The Supreme Court last Monday, in a unanimous opinion authored by Justice Thomas, held enforceable an ERISA plan provision which the insured and the U.S. government had argued was an impermissible shortening of the statute of limitations.  In Heimeshoff v. Hartford Life & Accident Insurance Co., — U.S. —, 134 S.Ct. 604 (2013), an appeal out of the Second Circuit, the Supreme Court granted certiorari to resolve a split among the Courts of Appeals concerning a “common contractual limitations provision” that a judicial review of a denied claim must be initiated within three years after proof of loss is due.  The insured contended the provision should be disallowed because of the general rule that statutes of limitations begin to run when a cause of action accrues, and because the provision was contrary to the two-step process envisioned by the statute. 

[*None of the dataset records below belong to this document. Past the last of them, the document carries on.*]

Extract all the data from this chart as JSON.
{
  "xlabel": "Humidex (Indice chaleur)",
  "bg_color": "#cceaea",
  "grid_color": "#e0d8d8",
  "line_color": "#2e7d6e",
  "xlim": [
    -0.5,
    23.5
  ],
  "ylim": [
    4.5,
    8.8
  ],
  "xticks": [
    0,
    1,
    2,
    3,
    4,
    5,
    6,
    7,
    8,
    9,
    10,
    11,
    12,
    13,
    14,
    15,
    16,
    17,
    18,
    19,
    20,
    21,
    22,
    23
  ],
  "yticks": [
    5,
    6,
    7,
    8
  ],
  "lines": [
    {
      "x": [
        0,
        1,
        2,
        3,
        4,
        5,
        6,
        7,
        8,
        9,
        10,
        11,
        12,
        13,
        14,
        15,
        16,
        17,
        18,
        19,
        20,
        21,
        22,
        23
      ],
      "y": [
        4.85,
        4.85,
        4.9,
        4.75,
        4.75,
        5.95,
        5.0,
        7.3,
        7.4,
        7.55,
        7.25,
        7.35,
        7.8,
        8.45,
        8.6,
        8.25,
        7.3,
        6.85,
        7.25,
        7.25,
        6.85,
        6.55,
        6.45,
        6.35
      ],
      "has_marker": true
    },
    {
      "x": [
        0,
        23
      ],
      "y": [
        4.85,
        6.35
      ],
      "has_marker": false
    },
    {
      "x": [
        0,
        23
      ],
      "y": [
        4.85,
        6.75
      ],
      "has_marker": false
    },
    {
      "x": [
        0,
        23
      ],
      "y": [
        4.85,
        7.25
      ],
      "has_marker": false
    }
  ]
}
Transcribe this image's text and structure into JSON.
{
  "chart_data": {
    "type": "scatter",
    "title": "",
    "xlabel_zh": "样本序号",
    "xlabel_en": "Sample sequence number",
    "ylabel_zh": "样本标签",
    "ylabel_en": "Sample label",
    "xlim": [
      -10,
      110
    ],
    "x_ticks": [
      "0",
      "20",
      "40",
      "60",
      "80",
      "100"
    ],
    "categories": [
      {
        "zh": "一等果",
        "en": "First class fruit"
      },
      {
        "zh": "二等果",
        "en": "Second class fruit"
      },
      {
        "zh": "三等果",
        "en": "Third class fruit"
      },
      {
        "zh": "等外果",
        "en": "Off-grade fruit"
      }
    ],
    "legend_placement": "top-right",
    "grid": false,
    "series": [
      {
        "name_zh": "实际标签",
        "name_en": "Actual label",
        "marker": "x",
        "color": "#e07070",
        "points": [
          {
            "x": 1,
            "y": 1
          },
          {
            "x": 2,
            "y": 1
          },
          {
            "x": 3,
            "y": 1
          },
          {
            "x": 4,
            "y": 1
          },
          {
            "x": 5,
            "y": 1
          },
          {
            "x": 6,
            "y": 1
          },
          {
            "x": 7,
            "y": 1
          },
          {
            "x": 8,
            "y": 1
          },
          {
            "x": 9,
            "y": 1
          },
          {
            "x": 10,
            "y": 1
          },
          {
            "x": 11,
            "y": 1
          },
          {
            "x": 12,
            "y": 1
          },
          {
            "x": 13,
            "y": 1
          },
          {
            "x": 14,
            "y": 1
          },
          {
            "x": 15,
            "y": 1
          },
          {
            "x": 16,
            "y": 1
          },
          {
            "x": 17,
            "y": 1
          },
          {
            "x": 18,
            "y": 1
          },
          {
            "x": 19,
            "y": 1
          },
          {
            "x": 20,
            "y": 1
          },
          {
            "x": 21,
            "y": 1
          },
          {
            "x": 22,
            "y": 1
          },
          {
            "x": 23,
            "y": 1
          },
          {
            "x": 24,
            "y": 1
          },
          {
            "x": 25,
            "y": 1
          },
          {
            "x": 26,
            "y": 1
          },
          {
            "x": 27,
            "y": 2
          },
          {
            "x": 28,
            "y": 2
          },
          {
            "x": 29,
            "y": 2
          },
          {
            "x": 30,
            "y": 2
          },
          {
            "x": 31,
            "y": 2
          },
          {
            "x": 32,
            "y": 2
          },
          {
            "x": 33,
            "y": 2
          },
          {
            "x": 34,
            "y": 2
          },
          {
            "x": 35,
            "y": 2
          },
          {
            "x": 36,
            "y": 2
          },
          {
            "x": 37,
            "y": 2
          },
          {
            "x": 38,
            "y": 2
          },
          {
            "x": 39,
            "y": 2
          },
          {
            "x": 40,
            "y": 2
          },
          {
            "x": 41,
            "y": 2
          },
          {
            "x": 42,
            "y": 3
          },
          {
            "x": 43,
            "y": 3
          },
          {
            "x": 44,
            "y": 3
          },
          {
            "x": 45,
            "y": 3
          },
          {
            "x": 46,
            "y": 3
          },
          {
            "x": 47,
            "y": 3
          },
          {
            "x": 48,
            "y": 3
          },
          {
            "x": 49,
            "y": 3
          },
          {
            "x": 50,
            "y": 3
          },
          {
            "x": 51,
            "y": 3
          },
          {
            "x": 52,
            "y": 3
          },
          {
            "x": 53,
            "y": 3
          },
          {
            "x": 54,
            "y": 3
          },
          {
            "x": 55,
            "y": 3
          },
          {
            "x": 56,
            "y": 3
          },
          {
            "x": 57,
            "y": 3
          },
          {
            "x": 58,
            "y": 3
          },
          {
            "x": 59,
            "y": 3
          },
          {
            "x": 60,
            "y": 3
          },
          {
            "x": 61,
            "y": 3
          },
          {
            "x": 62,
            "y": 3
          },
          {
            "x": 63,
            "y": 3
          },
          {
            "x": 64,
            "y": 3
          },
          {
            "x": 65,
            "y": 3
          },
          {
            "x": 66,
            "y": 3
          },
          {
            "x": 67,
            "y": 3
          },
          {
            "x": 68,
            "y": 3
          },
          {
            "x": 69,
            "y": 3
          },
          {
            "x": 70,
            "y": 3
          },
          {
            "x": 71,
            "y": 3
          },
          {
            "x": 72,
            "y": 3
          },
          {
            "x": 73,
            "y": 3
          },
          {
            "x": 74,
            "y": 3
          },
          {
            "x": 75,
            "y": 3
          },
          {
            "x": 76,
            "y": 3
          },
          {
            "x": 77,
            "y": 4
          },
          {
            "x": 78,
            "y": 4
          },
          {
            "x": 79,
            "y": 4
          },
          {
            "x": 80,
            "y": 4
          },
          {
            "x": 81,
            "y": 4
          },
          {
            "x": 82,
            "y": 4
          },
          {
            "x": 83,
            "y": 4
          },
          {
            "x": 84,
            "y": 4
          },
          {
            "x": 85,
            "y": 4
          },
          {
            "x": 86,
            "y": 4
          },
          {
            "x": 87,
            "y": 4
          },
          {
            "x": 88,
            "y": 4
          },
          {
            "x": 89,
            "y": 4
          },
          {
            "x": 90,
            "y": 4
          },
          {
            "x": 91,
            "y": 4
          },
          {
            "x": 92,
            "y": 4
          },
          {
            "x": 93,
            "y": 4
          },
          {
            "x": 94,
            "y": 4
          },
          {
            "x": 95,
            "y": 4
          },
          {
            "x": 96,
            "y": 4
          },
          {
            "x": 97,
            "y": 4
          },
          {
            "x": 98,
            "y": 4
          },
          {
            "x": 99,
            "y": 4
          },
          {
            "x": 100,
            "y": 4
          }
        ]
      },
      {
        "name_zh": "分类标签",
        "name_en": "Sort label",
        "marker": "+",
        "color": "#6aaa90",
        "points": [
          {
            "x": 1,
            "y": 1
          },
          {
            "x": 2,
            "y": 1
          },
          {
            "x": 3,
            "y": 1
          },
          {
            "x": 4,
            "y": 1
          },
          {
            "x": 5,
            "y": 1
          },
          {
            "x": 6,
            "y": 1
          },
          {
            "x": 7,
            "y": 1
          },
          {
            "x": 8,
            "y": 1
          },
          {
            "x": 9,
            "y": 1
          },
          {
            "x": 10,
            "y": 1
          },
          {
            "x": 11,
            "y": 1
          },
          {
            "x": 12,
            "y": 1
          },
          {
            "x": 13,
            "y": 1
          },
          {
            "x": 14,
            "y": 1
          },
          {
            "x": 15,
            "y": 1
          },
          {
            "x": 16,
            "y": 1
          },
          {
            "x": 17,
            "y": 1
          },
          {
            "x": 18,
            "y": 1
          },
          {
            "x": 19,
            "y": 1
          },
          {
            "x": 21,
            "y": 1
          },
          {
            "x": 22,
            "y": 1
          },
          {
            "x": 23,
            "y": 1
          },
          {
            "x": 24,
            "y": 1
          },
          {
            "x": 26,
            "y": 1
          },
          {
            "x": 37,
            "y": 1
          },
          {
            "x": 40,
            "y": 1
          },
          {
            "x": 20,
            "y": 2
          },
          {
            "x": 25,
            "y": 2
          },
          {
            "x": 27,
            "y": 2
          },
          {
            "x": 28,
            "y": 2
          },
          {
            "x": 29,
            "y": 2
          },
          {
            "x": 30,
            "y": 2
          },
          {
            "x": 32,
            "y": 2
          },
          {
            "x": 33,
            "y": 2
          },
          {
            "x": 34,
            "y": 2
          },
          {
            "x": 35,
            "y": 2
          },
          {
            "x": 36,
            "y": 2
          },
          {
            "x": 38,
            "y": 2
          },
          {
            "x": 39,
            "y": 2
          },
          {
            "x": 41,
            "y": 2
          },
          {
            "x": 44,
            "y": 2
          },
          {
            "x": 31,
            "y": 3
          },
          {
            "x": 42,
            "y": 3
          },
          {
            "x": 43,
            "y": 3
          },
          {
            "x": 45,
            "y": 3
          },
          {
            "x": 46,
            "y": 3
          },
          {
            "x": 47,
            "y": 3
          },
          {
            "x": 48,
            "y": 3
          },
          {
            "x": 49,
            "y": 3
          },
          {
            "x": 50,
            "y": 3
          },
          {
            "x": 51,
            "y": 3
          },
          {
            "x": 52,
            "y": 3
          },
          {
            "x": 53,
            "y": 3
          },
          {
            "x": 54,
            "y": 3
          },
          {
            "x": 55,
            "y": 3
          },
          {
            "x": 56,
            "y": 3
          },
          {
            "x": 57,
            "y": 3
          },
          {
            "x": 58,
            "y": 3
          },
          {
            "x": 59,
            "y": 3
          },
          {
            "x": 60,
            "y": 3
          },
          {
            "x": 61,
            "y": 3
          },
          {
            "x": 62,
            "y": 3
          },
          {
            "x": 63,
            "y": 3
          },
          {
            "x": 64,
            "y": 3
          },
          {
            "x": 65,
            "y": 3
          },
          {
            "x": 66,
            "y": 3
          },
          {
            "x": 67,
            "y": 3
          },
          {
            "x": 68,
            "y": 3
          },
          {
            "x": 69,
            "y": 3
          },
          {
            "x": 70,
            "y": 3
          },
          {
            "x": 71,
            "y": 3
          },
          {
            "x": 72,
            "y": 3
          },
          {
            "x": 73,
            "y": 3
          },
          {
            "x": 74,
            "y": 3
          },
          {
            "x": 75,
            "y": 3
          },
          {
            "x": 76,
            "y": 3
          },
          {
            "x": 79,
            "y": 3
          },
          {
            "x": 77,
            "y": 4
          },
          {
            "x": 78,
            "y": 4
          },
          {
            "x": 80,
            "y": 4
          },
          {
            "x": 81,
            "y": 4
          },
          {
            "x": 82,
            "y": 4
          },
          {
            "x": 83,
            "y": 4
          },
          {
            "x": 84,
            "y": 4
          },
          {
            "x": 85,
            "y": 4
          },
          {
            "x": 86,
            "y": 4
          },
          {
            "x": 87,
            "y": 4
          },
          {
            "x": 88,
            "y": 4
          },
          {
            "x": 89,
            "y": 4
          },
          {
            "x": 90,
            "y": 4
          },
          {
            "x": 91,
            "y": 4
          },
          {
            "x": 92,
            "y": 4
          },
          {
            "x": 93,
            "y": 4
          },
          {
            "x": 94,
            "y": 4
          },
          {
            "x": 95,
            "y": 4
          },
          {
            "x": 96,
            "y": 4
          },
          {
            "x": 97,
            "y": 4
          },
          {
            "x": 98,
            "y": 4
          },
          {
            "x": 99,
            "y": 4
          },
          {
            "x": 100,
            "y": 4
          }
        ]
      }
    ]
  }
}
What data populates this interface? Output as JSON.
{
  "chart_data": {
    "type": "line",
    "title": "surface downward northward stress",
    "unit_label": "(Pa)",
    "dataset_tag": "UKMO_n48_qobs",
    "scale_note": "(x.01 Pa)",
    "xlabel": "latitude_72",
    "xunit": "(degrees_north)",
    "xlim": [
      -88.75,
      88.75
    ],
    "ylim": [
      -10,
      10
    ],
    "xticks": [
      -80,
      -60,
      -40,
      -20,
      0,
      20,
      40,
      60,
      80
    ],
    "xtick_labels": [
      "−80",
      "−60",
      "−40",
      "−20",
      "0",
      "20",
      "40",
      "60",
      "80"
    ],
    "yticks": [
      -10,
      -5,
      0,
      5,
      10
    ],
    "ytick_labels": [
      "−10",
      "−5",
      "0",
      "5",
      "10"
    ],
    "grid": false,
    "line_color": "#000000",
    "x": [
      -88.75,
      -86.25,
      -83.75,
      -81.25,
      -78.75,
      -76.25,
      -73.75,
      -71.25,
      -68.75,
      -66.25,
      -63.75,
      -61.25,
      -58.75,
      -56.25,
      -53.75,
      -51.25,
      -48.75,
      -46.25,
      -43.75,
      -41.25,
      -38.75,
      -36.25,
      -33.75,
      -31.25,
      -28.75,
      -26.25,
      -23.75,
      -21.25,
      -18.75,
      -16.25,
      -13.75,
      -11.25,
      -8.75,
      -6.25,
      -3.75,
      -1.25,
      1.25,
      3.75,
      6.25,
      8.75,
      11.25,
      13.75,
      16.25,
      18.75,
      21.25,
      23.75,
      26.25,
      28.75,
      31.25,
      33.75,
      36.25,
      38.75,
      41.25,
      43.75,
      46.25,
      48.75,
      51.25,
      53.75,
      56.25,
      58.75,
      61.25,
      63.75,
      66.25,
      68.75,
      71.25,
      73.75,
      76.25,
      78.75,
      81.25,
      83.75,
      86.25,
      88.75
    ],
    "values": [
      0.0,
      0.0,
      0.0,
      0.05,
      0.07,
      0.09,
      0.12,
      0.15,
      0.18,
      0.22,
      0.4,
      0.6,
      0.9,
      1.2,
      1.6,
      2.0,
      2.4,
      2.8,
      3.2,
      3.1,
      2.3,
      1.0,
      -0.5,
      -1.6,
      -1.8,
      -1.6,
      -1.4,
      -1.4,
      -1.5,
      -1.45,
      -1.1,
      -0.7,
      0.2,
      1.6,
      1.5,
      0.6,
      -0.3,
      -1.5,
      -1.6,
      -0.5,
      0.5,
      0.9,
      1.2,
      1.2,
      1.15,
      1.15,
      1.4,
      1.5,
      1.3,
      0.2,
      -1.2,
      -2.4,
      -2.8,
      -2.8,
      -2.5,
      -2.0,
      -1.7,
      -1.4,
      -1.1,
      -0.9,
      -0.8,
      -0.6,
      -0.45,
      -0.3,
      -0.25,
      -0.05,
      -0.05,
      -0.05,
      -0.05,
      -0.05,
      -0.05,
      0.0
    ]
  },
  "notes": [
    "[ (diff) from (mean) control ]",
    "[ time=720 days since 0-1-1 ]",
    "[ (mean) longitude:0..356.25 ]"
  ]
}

The ERISA statute itself does not specify a statute of limitations.  The Supreme Court, while recognizing the general rule that accrual of a cause of action triggers most statutes of limitations, held the general rule did not necessarily apply where the parties to a contract have agreed to a different rule.  Because the plan language purported to set a limitations period, the only question was whether the period was reasonable, or whether a controlling statute precluded the application of the contractual provision. 

The insured’s appeal focused on the latter question of whether the provision was trumped by a controlling statute.  Specifically, the insured argued the ERISA statute itself, despite not including a specific limitations provision, implicitly precluded the contractual limitations language.  The insured and the government initially argued the internal review process set forth by the statute would be undermined by insureds rushing through to get to their judicial review, and, second, the judicial review process would be undermined by plan administrators delaying resolution of claims in order to unfairly limit insureds’ access to the courts.  The Supreme Court held both of these outcomes were dubiously speculative and contrary to the clear incentives of insureds and administrators.  Concluding the limitations period described by the contract was neither unreasonable nor proscribed by a controlling statute, the Supreme Court upheld the lower courts’ dismissal of the insured’s action, which had been brought outside the applicable contractual period.